Agir l'intolérable

Quelque chose, dans la texture des jours, se resserre, non sous la forme d’un choc unique et éclatant, mais comme une sorte de condensation lente qui alourdit l’air, épaissit les gestes et entame la parole. Il ne s’agit pas de l’effroi, cette pointe brève de sidération qui suspend l’esprit, mais d’une contrainte sourde et persistante qui organise peu à peu la fatigue, ronge la disponibilité, fabrique de l’impuissance, tout en attisant, en contrebas, des colères difficiles à formuler. La gorge se serre, les mains sont moites, le regard se perd, au loin des nuages, des éclairs, tandis que les rues chavirent, et que la tête cogne des pavés de fer, sans la moindre étincelle.
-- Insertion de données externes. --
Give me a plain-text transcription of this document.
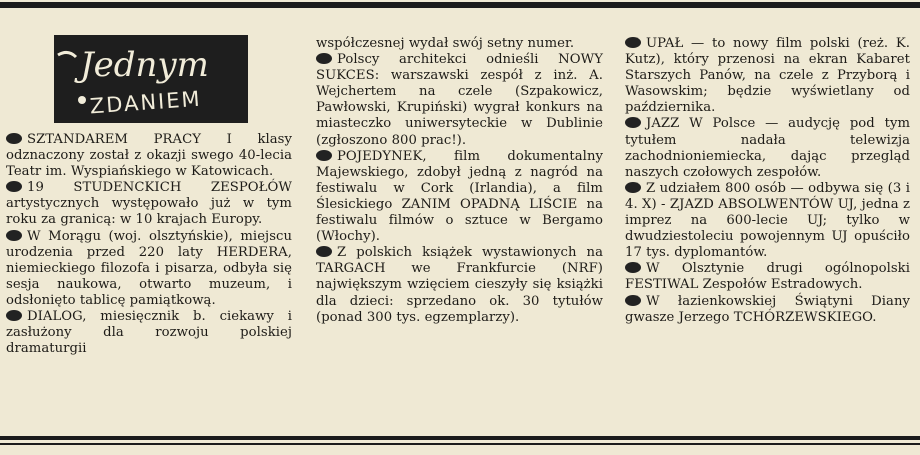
Jednym
ZDANIEM

SZTANDAREM PRACY I klasy odznaczony został z okazji swego 40-lecia Teatr im. Wyspiańskiego w Katowicach.

19 STUDENCKICH ZESPOŁÓW artystycznych występowało już w tym roku za granicą: w 10 krajach Europy.

W Morągu (woj. olsztyńskie), miejscu urodzenia przed 220 laty HERDERA, niemieckiego filozofa i pisarza, odbyła się sesja naukowa, otwarto muzeum, i odsłonięto tablicę pamiątkową.

DIALOG, miesięcznik b. ciekawy i zasłużony dla rozwoju polskiej dramaturgii

współczesnej wydał swój setny numer.

Polscy architekci odnieśli NOWY SUKCES: warszawski zespół z inż. A. Wejchertem na czele (Szpakowicz, Pawłowski, Krupiński) wygrał konkurs na miasteczko uniwersyteckie w Dublinie (zgłoszono 800 prac!).

POJEDYNEK, film dokumentalny Majewskiego, zdobył jedną z nagród na festiwalu w Cork (Irlandia), a film Ślesickiego ZANIM OPADNĄ LIŚCIE na festiwalu filmów o sztuce w Bergamo (Włochy).

Z polskich książek wystawionych na TARGACH we Frankfurcie (NRF) największym wzięciem cieszyły się książki dla dzieci: sprzedano ok. 30 tytułów (ponad 300 tys. egzemplarzy).

UPAŁ — to nowy film polski (reż. K. Kutz), który przenosi na ekran Kabaret Starszych Panów, na czele z Przyborą i Wasowskim; będzie wyświetlany od października.

JAZZ W Polsce — audycję pod tym tytułem nadała telewizja zachodnioniemiecka, dając przegląd naszych czołowych zespołów.

Z udziałem 800 osób — odbywa się (3 i 4. X) - ZJAZD ABSOLWENTÓW UJ, jedna z imprez na 600-lecie UJ; tylko w dwudziestoleciu powojennym UJ opuściło 17 tys. dyplomantów.

W Olsztynie drugi ogólnopolski FESTIWAL Zespołów Estradowych.

W łazienkowskiej Świątyni Diany gwasze Jerzego TCHÓRZEWSKIEGO.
Et pourtant, au cœur même de ce régime d’étouffement, subsistent des plages de joie, des attachements, des yeux qui se touchent, des élans, qui indiquent qu’autre chose demeure possible, ou, plus exactement, qu’autre chose demeure requis.

Ce qui affleure alors ne relève plus seulement de l’humeur ou de l’affect, puisque s’y annonce déjà une perception, encore confuse et sans concept, d’un déplacement dans l’ordre du monde, comme si un seuil avait été franchi. C’est ce passage, encore mal nommé, que nous désignons trop vite et trop vaguement par le mot d’intolérable, alors même qu’il demande, précisément, d’être décrit avec rigueur plutôt que simplement éprouvé.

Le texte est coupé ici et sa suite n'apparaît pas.